Under the arrangement with the pharmaceutical company, the women group is supposed to supply between 200 and 500 kilos of the plant leaves weekly. “Its a tall order which has meant increase in acreage under cultivation and more workforce,”said Nyakeri. The group has now cleared an extra acre to increase cultivation. The acre is sub divided into ten farms with about ten women tending to each garden.

Workforce has been increased from the initial 40 to some 180 involved in tending and harvest of the leaves. “We pay per week with some of the money pulled back to our savings scheme. Each member has to contribute 25 percent of their pay to the scheme,”Nyakeri further added. On average each farmer earns between $50 and $60 dollars, about Sh4,000 to Sh5,000, each week.

The saving scheme which is currently in its second year has also seen the group invest in rental property which is bringing them extra income. “We have houses for sale and rentals because we realized most of the immigrants living around have no decent homes. We have invested in low cost housing for them. Immigrants in other African countries and Latinos are also among those who work in our farm projects on temporary basis. We are in agreement with them, where after contributing a certain amount of money towards the home, they then come and work for at least a month in the garden and then we start deducting some of the pay to go into paying for their homes. It has worked successfully,”said Wendy Mueni the treasurer of the group.

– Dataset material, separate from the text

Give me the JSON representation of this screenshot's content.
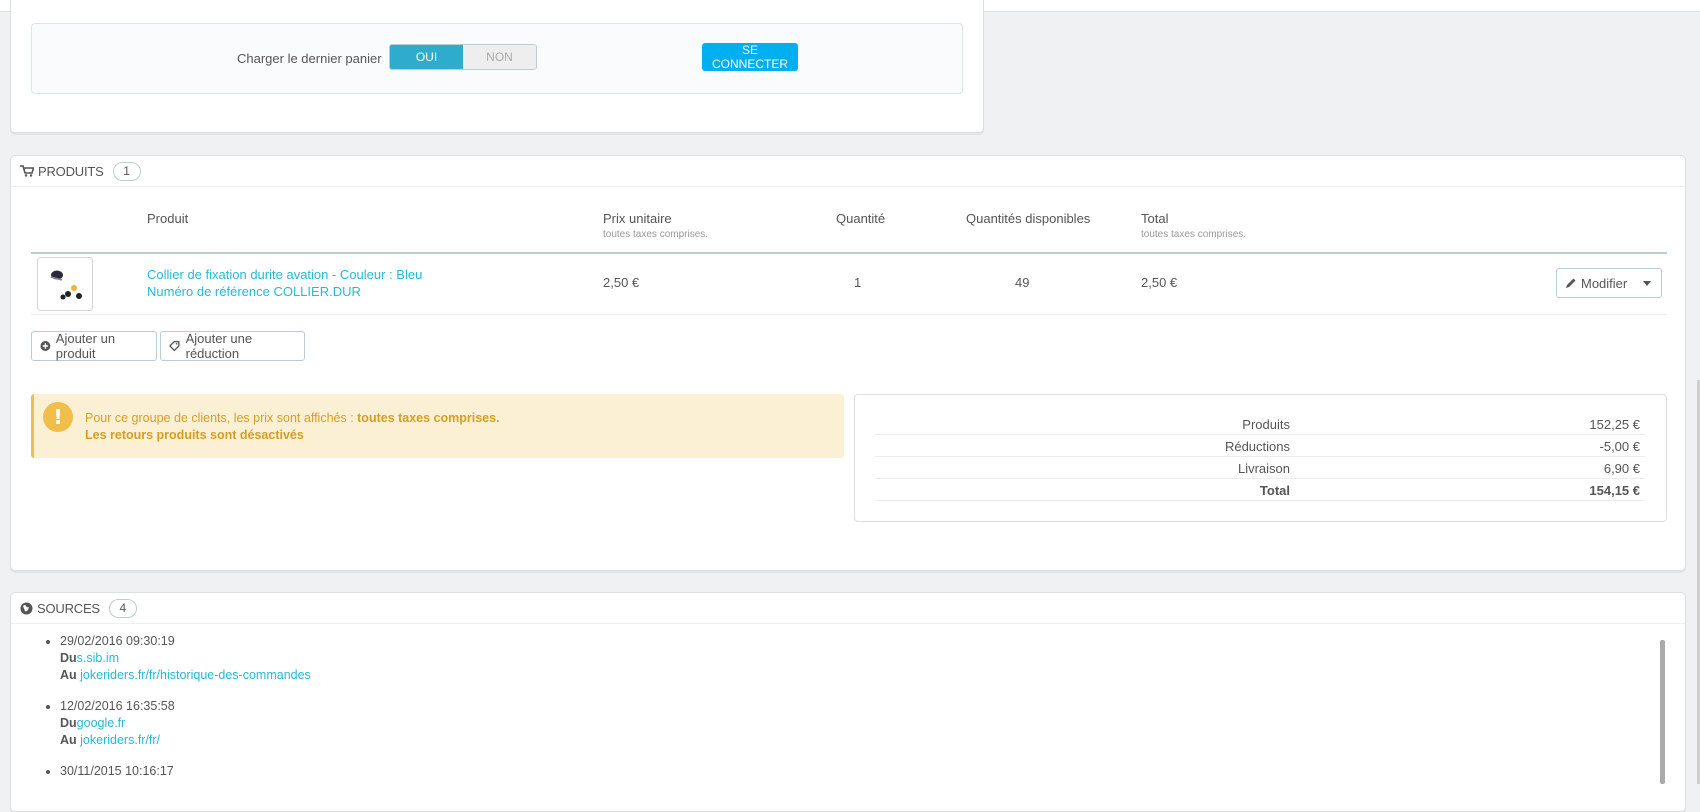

The project has so far built over six housing blocks which include four rental units. All the houses have already been taken. The group, aware of the rising demand for the wonder plant in other states, and with retail stores unprecedented appetite, are now mulling a value addition venture to reap maximum benefits.

Already they have purchased a milling machine that will assist them in the manufacture of spider plant flour. Plans are also underway to create other value added products like cookies. This stems from the fact  that a kilo of leaves especially by the retail stores goes for approximately $2 dollars, Sh200, but spider flour in other states growing the plant goes for a staggering $10, or Sh8,000.”You can see how much we are losing by not getting into value addition so its now a matter of when rather than if. We feel it will also open market opportunities for our population in Minesota,”Wendy said.

The group's immediate plan for the future is to invest in Kenya's bubbly real estate with a plan already in the offing to sink money into the fast developing low cost housing sub sector.